Creating Pressure On Alex Smith Key For Buccaneers

When you get pressure on a quarterback the way the Buccaneers did on Jay Cutler, good things happen. In order to beat the Chiefs, getting that kind of pressure from the front seven will again be key.

The Kansas City Chiefs don’t make mistakes. Andy Reid teams usually don’t as he is able to instill fundamentally sound basics into his teams, creating an environment where mistakes are far and few between. The Buccaneers, who have a plus-nine turnover differential since week five – second in the NFL – found themselves forcing four turnovers against the Bears, three of which by quarterback Jay Cutler.

With a healthy Gerald McCoy, Clinton McDonald, and Robert Ayers in addition to a constantly evolving Noah Spence, the defensive line is becoming the force many of us believed it was going to be at the start of the season. In order for the Bucs to have even the slightest chance to upset a very impressive Chiefs team in Kansas City, that front line has to get pressure on Alex Smith and force him into mistakes.

Mike Smith, who was impressed with the defense’s overall performance last Sunday, spoke witht he media about the importance – and ability – to generate pressure;

“I thought that when we ran four-man rushes, the guys did a nice job and we did a really good job there on the back end matching our coverages for the most part and it was very complementary. When we covered well, the quarterback had to hold the ball and had to move and when we got him on the move, we were able to either get him on the ground or we had a couple of turnovers in those situations. I do think that the guys had a much better understanding of what we were trying to get accomplished. Our communication was leaps and bounds better than what it’s been in the previous games. So, we’re starting to see some progress in that area.”

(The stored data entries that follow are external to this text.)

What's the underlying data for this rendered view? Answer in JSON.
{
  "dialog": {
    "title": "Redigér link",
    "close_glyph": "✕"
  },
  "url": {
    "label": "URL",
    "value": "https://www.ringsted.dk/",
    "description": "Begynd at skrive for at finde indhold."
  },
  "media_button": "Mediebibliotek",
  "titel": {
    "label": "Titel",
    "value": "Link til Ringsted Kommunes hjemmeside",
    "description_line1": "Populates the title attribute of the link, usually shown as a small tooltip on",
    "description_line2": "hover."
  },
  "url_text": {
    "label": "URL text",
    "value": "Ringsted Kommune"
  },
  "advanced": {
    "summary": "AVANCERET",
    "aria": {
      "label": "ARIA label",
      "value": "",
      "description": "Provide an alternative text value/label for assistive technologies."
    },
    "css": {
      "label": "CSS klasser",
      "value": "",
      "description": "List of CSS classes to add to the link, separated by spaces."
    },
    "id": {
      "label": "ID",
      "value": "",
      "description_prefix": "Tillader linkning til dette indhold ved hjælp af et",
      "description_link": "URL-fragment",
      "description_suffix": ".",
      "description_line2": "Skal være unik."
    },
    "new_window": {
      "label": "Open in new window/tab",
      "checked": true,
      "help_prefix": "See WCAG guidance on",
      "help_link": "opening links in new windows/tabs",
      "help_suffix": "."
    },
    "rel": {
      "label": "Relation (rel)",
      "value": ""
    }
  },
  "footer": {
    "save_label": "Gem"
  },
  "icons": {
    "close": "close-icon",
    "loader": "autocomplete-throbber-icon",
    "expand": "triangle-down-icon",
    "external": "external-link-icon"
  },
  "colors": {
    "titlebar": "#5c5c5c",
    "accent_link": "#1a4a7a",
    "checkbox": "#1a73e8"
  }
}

This game is no easy task, by any stretch of the imagination. The Chiefs are one of the toughest teams in the NFL at home and are 7-2 in the most competitive division in football. Despite the appearance of game breakers or marquee names, they get the job done and get it done consistently. A Buccaneers’ win would be one of the biggest upsets in football this season, but it all starts up front.

The front four, as well as the exotic blitz schemes Mike Smith threw in involving the linebackers and secondary, have to be in the face of Alex Smith all day long. They have to stuff Spencer Ware at the line of scrimmage, reminiscent of the run defense we witnessed early in the season.